New court ruling threatens women’s right to abortion in Colombia
Feminist organizations are concerned about how a recent judgment may undermine reproductive rights in the country
Women’s groups in Colombia are concerned about how a recent ruling from the Constitutional Court may affect the right to abortion. The sentence, dated May 15 but made public on Friday, concerns a young indigenous woman who had been denied an abortion by her public health center. While the judges sided with the woman, the ruling — known as T-158 from 2023 — stated: “It is not possible to assert the fundamental right to abortion.”
This has set off alarm bells in Colombia, as it goes against previous rulings by the Constitutional Court, which found that women do have a constitutional right to abortion, although it may be in conflict with other rights. In 2006, the Constitutional Court reached a seminal decision on the matter, decriminalizing abortion in cases of physical or mental risk to the mother, fetal malformation and rape. In February 2022, the women’s movement scored another victory, when the nine-member court legalized abortion to the 24th week of pregnancy. This was achieved after a long internal debate among the judges, and a very tight 5-4 vote in favor of decriminalization.
The court also issued numerous rulings in support of women’s reproductive rights before the definitive 2022 case. In 2010, it cited the 2006 precedent, stating that from that moment on “in Colombia, a true right to abortion emerged in women’s minds.” And in 2018, the court wrote that “more than 12 years have passed since the right to abortion was recognized.”
It will take more than Friday’s ruling to change the line of case law. Indeed, the T-158 judgment has fallen under the radar as it breaks with the case law of the Constitutional Court. The court’s decision is what is known in Colombia as a sentencia de tutela — it is a mechanism that allows anyone to go to court to obtain immediate protection of their fundamental rights. The ruling was signed by only three of the nine magistrates of the court, as is typical of such types of sentences. If a magistrate believes case law needs to be changed, it is reviewed by all nine judges in order to reach a unifying decision. These judgments — which are identified by the letters SU — carry greater weight than sentencias de tutela.
But while T-158 it may be a sentencia de tutela, it is still of concern to the pro-choice movement Causa Justa (Just Cause). Catalina Martínez Coral, from the Center for Sexual and Reproductive Rights, told EL PAÍS that they will ask the court to declare judgment T-158 null and void. “We have requested the annulment of this sentence because it ignores a whole block of constitutionality that has been created in the Constitutional Court around sexual and reproductive rights,” she said, adding that the 2022 ruling on abortion rights “remains in force across the county independent of the sentencia de tutela.”
The case
The controversial judgment concerns a 23-year-old indigenous woman from the Polindara reservation in Totoró, Cauca, who launched a legal battle to defend her right to an abortion in 2022. She had requested an abortion from the Cauca Indigenous Association (AIC), a public health organization that provides care to indigenous people.
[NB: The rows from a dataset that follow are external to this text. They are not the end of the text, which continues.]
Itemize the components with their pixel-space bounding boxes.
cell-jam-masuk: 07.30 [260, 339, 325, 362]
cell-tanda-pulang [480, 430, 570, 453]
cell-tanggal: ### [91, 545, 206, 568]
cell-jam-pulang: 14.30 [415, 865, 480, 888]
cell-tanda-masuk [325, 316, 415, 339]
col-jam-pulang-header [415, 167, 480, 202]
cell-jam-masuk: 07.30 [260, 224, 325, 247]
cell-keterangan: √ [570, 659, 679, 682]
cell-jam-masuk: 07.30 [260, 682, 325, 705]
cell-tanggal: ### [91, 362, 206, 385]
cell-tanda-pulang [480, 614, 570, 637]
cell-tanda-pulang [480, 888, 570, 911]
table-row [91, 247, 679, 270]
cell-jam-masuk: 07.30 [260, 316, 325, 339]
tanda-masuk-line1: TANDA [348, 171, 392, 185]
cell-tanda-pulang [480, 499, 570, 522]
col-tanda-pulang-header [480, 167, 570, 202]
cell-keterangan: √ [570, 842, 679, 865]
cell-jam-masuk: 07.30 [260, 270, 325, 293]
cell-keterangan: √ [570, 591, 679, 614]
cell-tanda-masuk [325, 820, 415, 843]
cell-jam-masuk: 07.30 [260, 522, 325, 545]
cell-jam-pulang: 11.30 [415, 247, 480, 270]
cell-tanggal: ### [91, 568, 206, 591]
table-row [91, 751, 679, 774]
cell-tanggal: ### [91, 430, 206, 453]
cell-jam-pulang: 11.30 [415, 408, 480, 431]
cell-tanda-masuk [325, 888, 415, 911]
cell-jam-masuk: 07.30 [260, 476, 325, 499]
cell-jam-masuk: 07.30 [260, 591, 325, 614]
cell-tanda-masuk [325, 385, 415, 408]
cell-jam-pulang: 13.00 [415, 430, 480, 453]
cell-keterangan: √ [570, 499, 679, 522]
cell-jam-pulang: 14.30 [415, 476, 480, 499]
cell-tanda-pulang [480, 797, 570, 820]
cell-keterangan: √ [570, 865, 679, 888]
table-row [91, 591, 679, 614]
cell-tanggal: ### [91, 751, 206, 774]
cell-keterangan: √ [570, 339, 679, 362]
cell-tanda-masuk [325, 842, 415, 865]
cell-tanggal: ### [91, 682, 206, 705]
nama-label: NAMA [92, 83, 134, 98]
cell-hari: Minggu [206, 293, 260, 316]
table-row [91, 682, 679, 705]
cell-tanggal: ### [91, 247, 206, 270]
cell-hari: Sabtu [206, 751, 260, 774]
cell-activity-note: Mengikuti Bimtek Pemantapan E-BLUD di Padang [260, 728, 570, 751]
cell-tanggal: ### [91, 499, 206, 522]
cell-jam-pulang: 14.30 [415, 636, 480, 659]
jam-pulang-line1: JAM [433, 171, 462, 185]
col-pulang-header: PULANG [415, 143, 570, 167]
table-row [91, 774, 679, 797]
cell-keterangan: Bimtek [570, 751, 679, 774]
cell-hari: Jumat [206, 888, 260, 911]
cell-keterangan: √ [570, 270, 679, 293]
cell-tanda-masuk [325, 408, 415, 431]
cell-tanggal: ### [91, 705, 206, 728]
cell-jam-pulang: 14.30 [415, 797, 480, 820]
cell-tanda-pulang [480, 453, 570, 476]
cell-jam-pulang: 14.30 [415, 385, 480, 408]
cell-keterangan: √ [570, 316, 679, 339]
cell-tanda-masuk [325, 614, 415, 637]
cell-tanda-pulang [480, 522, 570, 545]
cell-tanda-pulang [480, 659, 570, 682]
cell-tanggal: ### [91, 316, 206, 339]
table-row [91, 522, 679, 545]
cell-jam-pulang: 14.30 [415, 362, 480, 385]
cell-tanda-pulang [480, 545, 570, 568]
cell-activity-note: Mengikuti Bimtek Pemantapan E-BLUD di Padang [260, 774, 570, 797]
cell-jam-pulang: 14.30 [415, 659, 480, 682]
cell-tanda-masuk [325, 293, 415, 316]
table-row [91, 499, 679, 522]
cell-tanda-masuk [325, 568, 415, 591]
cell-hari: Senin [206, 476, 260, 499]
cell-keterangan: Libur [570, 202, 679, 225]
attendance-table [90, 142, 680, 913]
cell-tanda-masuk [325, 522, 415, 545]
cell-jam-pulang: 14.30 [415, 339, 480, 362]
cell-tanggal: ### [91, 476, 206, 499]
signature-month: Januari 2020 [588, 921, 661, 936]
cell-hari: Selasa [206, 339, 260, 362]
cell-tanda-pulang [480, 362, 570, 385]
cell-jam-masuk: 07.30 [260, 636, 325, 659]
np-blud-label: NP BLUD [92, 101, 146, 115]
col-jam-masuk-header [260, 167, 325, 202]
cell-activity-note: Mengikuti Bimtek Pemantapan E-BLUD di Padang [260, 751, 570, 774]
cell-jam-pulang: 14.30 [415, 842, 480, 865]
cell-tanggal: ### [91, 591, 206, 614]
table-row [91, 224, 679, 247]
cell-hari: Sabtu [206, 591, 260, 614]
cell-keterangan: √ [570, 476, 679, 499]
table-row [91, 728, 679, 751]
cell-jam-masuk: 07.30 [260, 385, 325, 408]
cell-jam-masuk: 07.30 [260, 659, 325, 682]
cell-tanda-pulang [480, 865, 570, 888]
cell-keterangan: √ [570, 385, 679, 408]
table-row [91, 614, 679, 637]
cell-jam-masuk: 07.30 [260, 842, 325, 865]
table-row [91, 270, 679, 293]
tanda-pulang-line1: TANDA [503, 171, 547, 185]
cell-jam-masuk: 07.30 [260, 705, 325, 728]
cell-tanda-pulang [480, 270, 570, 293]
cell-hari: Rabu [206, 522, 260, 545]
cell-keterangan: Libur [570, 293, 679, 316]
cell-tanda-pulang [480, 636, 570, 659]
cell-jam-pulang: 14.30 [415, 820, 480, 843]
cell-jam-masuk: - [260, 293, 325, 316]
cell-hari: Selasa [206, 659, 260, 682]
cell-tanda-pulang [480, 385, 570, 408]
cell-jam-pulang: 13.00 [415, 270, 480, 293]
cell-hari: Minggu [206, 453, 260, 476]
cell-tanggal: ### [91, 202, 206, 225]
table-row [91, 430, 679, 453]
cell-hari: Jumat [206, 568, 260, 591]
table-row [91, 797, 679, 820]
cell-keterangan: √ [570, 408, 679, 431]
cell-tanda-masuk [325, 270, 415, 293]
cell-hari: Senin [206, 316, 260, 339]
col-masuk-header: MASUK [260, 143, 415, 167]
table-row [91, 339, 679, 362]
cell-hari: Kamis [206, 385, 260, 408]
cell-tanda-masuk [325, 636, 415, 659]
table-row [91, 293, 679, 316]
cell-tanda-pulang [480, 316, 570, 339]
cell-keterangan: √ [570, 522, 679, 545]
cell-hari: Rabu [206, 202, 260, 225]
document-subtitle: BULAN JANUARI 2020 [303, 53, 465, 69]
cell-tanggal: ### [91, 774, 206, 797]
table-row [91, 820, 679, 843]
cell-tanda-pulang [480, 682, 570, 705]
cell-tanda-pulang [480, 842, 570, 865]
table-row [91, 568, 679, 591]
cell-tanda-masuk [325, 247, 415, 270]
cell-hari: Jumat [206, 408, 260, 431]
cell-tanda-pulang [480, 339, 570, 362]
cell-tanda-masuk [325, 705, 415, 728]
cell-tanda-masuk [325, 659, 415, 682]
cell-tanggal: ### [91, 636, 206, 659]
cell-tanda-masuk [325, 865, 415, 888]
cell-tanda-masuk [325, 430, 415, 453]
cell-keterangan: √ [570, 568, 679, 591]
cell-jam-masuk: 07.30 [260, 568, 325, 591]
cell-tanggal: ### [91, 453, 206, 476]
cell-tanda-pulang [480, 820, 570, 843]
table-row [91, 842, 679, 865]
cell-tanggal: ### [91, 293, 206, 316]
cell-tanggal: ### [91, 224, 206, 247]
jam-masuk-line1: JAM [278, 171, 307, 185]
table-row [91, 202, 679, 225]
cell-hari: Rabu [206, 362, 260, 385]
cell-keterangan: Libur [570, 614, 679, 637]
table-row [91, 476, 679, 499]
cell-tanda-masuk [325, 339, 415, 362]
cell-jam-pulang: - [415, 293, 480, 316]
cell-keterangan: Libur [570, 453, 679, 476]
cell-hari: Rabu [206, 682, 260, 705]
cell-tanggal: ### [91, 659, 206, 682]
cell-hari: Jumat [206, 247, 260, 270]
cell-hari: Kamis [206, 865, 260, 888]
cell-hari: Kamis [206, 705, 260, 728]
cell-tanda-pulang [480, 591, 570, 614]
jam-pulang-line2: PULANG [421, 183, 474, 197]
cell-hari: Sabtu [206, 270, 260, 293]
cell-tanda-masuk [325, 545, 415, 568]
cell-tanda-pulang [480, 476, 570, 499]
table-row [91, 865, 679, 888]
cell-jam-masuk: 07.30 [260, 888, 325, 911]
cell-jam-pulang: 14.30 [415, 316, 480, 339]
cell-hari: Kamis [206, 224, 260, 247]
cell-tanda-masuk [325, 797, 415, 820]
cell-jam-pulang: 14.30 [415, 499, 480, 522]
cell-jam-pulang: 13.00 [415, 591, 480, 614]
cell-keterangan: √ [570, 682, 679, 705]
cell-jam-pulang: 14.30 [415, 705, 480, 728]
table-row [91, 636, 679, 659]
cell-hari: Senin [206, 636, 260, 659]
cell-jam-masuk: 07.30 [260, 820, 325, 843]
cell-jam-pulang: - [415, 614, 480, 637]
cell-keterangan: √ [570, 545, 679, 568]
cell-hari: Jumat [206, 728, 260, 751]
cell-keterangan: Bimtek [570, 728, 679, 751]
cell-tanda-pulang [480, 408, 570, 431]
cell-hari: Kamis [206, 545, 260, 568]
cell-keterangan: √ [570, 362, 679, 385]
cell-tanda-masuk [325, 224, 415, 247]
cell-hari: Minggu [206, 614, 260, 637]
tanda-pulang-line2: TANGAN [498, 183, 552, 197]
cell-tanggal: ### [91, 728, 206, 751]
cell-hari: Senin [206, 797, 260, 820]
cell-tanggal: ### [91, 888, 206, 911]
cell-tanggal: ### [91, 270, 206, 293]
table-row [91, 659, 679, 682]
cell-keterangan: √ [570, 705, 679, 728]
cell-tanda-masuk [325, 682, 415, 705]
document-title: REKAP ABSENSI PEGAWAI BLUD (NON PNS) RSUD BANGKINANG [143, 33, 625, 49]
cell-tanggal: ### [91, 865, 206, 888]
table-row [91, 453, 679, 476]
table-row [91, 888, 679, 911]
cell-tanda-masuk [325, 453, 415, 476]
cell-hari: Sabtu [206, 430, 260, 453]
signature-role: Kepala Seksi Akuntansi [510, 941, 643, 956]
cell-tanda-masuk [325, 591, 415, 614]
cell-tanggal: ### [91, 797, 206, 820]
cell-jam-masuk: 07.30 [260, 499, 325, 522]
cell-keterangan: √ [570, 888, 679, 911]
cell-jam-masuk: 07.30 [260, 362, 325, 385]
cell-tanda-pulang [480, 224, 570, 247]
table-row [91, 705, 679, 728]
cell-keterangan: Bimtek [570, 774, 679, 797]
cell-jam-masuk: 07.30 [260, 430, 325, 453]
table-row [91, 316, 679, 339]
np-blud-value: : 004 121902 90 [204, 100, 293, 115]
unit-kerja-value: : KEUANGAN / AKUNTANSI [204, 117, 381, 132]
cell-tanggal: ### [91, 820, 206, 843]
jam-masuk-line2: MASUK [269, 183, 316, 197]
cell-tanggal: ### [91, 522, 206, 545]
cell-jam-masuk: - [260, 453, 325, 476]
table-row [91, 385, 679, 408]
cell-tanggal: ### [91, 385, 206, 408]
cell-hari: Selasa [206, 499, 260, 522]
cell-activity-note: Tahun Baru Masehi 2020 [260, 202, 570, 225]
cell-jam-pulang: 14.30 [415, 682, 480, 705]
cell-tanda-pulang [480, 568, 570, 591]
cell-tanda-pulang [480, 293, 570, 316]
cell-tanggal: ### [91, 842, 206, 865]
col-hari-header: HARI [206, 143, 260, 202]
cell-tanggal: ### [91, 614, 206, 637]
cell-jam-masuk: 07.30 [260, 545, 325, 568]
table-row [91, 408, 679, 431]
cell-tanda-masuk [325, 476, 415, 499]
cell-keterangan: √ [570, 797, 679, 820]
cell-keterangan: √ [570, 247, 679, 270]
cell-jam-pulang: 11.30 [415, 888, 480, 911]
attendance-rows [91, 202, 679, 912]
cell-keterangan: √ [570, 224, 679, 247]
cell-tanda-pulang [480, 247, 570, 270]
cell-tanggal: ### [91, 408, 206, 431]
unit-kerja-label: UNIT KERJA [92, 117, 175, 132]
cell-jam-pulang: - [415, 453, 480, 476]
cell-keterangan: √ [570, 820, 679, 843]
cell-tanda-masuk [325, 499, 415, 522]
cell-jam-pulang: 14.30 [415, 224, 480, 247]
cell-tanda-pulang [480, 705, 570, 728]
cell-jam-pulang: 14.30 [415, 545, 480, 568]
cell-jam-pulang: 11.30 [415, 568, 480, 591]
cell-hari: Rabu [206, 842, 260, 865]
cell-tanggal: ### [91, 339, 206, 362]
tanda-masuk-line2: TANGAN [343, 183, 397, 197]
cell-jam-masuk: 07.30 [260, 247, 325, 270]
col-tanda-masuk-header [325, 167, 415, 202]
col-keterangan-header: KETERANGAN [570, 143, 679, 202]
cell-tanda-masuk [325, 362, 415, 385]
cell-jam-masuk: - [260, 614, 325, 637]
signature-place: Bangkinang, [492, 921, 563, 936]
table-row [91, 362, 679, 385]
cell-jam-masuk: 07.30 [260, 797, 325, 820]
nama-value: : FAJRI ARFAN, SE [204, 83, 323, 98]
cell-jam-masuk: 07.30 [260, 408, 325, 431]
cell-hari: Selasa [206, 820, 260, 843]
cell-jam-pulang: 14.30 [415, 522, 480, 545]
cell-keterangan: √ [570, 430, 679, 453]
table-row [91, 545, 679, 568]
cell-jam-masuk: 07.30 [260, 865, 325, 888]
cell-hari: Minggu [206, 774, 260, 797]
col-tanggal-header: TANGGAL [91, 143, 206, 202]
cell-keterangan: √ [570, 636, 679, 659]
But the association denied it, alleging that they did not have to conform to state law as they had indigenous autonomy.
The Constitutional Court ruled in favor of the indigenous woman, stating that the organization had violated her sexual and reproductive rights. It argued that while Colombia’s 2022 ruling “does not expressly establish a right to abortion, it does not necessarily follow that an organization belonging to the social security health system does not have obligations related to its practice.”
Due to the association’s refusal to carry out an abortion, the woman was forced to continue with the pregnancy. Although it was too late to change events, the court said that it was necessary to reach a ruling so that such a situation would not happen again in the future.
When the woman first brought her case to court, a judge ruled that she had to adhere to the norms of the indigenous community, as she did not fall into the three categories under which abortion was decriminalized in 2006. This was despite the fact that a psychologist reported that she had requested an abortion for “mental health reasons, breakdown of family support networks and the effect on her life plans.”
At the time, the AIC said that it had to abide by what ancestral authorities of the Polindara people had decided in a general assembly. This assembly concluded that they did not approve abortions in indigenous territories, and as a result, “each area must issue a resolution with a clear policy that prevents this type of procedure in our indigenous women.”